В.Ф. Корш был не только воинствующим публицистом, но и широкообразованным знатоком политических наук и литератуы. Читателям "Вестника Европы", без сомнения, памятны его периодические обзоры иностранных книг (1876), его критические статьи о Вольтере, о Мирабо-отце, об эпохе Фридриха-Вильгельма II и многие другие, появлявшиеся в нашем журнале до 1881 г., — всегда основательные, изящно изложенные, полные мысли и интереса. Теми же качествами отличается и все написанное им для предпринятой, под его редакцией, "Всеобщей истории литературы". Если бы газетная, редакционная работа не захватила его с самого начала в свои тиски*, из него бы мог выработаться замечательный критик или историк. Его жизнь протекла бы тогда, по всей вероятности, более спокойно и счастливо, окончилась бы, быть может, не так рано; написанному им была бы суждена, быть может, большая долговечность — но едва ли увеличилась бы сумма принесенной им пользы. Газетные статьи редко переживают минуту — но это еще не значит, что они проходят бесследно.

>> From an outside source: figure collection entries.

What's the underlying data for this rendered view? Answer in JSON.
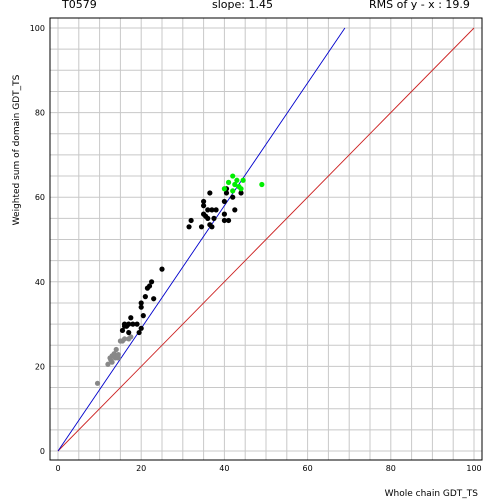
{
  "header": {
    "target": "T0579",
    "slope_text": "slope: 1.45",
    "rms_text": "RMS of  y - x : 19.9"
  },
  "chart_data": {
    "type": "scatter",
    "title": "",
    "xlabel": "Whole chain GDT_TS",
    "ylabel": "Weighted sum of domain GDT_TS",
    "xlim": [
      0,
      100
    ],
    "ylim": [
      0,
      100
    ],
    "xticks": [
      0,
      20,
      40,
      60,
      80,
      100
    ],
    "yticks": [
      0,
      20,
      40,
      60,
      80,
      100
    ],
    "grid": true,
    "fit_line": {
      "slope": 1.45,
      "color": "#0000cc"
    },
    "identity_line": {
      "slope": 1,
      "color": "#cc2222"
    },
    "series": [
      {
        "color": "#888888",
        "points": [
          [
            9.5,
            16
          ],
          [
            12,
            20.5
          ],
          [
            12.5,
            22
          ],
          [
            12.7,
            21.5
          ],
          [
            13,
            22.5
          ],
          [
            13,
            21
          ],
          [
            13.5,
            23
          ],
          [
            13.8,
            22
          ],
          [
            14,
            24
          ],
          [
            14.5,
            22
          ],
          [
            14.5,
            22.8
          ],
          [
            15,
            26
          ],
          [
            15.5,
            26
          ],
          [
            16,
            26.5
          ],
          [
            17,
            26.5
          ],
          [
            17.5,
            27
          ]
        ]
      },
      {
        "color": "#000000",
        "points": [
          [
            15.5,
            28.5
          ],
          [
            16,
            29.5
          ],
          [
            16,
            30
          ],
          [
            16.5,
            29.5
          ],
          [
            17,
            28
          ],
          [
            17,
            30
          ],
          [
            17.5,
            31.5
          ],
          [
            18,
            30
          ],
          [
            19,
            30
          ],
          [
            19.5,
            28
          ],
          [
            20,
            29
          ],
          [
            20,
            34
          ],
          [
            20,
            35
          ],
          [
            20.5,
            32
          ],
          [
            21,
            36.5
          ],
          [
            21.5,
            38.5
          ],
          [
            22,
            39
          ],
          [
            22.5,
            40
          ],
          [
            23,
            36
          ],
          [
            25,
            43
          ],
          [
            31.5,
            53
          ],
          [
            32,
            54.5
          ],
          [
            34.5,
            53
          ],
          [
            35,
            56
          ],
          [
            35,
            58
          ],
          [
            35,
            59
          ],
          [
            35.5,
            55.5
          ],
          [
            36,
            55
          ],
          [
            36,
            57
          ],
          [
            36.5,
            61
          ],
          [
            36.5,
            53.5
          ],
          [
            37,
            53
          ],
          [
            37,
            57
          ],
          [
            37.5,
            55
          ],
          [
            38,
            57
          ],
          [
            40,
            54.5
          ],
          [
            40,
            56
          ],
          [
            40,
            59
          ],
          [
            40.5,
            61
          ],
          [
            40.5,
            62
          ],
          [
            41,
            54.5
          ],
          [
            42,
            60
          ],
          [
            42.5,
            57
          ],
          [
            44,
            61
          ]
        ]
      },
      {
        "color": "#00ee00",
        "points": [
          [
            40,
            62
          ],
          [
            41,
            63.5
          ],
          [
            42,
            65
          ],
          [
            42,
            61.5
          ],
          [
            42.5,
            63
          ],
          [
            43,
            64
          ],
          [
            43.5,
            62.5
          ],
          [
            44,
            62
          ],
          [
            44.5,
            64
          ],
          [
            49,
            63
          ]
        ]
      }
    ]
  }
}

Впечатление их неуловимо, но как нельзя более реально. Ежедневная беседа с массой читателей, руководимая честной, свободной мыслью, — это своего рода проповедь, освещающая путь, бросающая семена, укрепляющая отростки. Для русской печати, как и для русского общества, далеко не безразлично, что в ее среде много лет сряду действовал В.Ф. Корш. Он оставил предания, могущие служить точкой опоры — и вместе с тем масштабом для измерения уклонений от настоящей дороги. Образ добросовестного, глубоко убежденного человека, справедливого даже к своим противникам, разборчивого в выборе оружия, враждебного всему грубому, пошлому, циничному, чуждого погони за легкой наживой, долго сохранит свое обаяние для всех тех, кто видит в печати нечто большее, чем средство к достижению мелких, личных целей.

______________________

* В помощники редактора "Московских ведомостей" В.Ф. поступил чуть ли не прямо с университетской скамьи; затем он сделался редактором их и сохранял эту должность до взятия в аренду "С.-Петербургских ведомостей".


Опубликовано: Вестник Европы, 1883, август.

Константин Константинович Арсеньев (1837-1919) — публицист, литературовед и общественный деятель, почетный академик Петербургской академии наук (1900).